E’ successo nella notte tra martedì e mercoledì
Sconcerto in paese per un vandalismo che ha colpito dei luoghi di devozione e fede situati in diversi punti del paese. Imbrattati anche i manifesti elettorali
OSNAGO – Le scritte “1312”, ovvero la rappresentazione numerica dell’acronimo A.C.A.B. (“All Cops Are Bastards”), “No al fascio” e “Sos innocente” e dei disegni tracciati con lo spray di colore rosso. Lo stesso, identico, come uguale è anche la grafia, con cui i vandalismi sono apparsi.

C’è sconcerto a Osnago per l’imbrattamento avvenuto ai danni delle edicole votive, dedicate alla Madonna, situate in alcuni angoli del paese.

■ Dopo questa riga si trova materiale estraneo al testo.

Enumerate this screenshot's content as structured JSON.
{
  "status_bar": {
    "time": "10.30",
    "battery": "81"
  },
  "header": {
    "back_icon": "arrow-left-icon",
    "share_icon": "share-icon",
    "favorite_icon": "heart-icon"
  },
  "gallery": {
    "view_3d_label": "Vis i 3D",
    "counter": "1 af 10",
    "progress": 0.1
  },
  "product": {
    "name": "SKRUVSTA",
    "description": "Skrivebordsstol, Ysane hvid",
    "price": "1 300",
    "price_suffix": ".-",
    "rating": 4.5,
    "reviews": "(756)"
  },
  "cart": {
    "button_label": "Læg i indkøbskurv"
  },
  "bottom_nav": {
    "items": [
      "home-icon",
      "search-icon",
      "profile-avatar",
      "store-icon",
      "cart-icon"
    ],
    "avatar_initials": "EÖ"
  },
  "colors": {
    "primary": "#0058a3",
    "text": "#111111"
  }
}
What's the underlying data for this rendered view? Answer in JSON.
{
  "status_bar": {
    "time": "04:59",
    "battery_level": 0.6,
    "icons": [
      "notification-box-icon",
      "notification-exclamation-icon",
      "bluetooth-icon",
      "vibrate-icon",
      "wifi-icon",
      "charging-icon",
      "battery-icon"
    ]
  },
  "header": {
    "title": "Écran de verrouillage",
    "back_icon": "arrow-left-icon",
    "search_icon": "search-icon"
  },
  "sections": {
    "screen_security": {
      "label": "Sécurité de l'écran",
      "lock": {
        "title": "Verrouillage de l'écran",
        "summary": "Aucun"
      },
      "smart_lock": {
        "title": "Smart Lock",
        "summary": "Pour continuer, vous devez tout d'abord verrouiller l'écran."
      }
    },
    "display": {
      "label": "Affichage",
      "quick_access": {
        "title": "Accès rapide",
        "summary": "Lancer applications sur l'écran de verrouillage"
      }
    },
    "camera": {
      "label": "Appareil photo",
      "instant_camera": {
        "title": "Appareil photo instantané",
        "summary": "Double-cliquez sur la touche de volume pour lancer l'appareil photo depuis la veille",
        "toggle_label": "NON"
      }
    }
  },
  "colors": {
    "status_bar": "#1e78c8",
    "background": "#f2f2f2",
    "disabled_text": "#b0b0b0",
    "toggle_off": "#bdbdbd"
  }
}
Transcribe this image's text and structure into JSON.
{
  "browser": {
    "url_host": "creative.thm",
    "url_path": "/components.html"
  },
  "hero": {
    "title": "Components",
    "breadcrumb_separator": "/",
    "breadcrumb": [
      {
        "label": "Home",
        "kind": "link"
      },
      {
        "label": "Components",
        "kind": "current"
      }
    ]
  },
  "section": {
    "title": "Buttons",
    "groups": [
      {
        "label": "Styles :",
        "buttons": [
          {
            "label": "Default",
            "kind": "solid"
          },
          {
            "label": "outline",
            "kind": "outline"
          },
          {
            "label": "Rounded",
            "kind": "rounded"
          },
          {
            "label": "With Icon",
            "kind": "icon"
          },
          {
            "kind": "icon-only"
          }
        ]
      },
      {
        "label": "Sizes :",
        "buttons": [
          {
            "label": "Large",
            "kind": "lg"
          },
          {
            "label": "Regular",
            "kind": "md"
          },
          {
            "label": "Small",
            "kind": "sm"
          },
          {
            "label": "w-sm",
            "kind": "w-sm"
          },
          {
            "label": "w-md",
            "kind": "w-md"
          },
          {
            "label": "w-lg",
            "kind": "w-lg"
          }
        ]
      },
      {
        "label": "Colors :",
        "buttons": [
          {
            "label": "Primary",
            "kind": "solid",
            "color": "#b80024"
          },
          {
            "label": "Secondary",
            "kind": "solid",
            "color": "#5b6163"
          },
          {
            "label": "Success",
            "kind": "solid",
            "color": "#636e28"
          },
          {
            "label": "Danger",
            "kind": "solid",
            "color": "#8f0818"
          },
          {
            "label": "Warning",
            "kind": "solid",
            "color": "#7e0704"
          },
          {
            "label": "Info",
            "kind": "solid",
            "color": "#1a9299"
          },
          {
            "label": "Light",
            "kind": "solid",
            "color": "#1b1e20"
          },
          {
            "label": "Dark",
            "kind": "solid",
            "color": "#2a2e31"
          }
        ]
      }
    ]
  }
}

Cappelle di devozione e culto che, oltre a testimoniare una traccia del passato, spesso rappresentano anche l’anima di una frazione e di una via, grazie anche alla cura e alla passione con cui vengono tenute e abbellite dai residenti.

Nella notte tra martedì e mercoledì qualcuno, la cui identità è ancora ignota, ha ben pensato di colpire, con della vernice rossa, questi luoghi di fede e tradizione, deturpandoli.

Sono state imbrattate le edicole situata in via delle Marasche, alle Orane, in via XX settembre e vicino alla rotonda tra via Bergamo e via Roma.

I vandalismi non si sono però fermati alle quattro ( su sei in totale) edicole votive: sempre questa notte sono stati imbrattati, con delle scritte contro lo Stato, i manifesti elettorali presenti in via XX settembre relativi al prossimo referendum per la riforma della giustizia.
Degli episodi è stato subito messo al corrente il sindaco Felice Rocca che già stamattina ha effettuato un sopralluogo nei diversi punti imbrattati esprimendo il proprio sdegno per l’accaduto. L’obiettivo è quello di sistemare e pulire le edicole il prima possibile restituendole così alla comunità.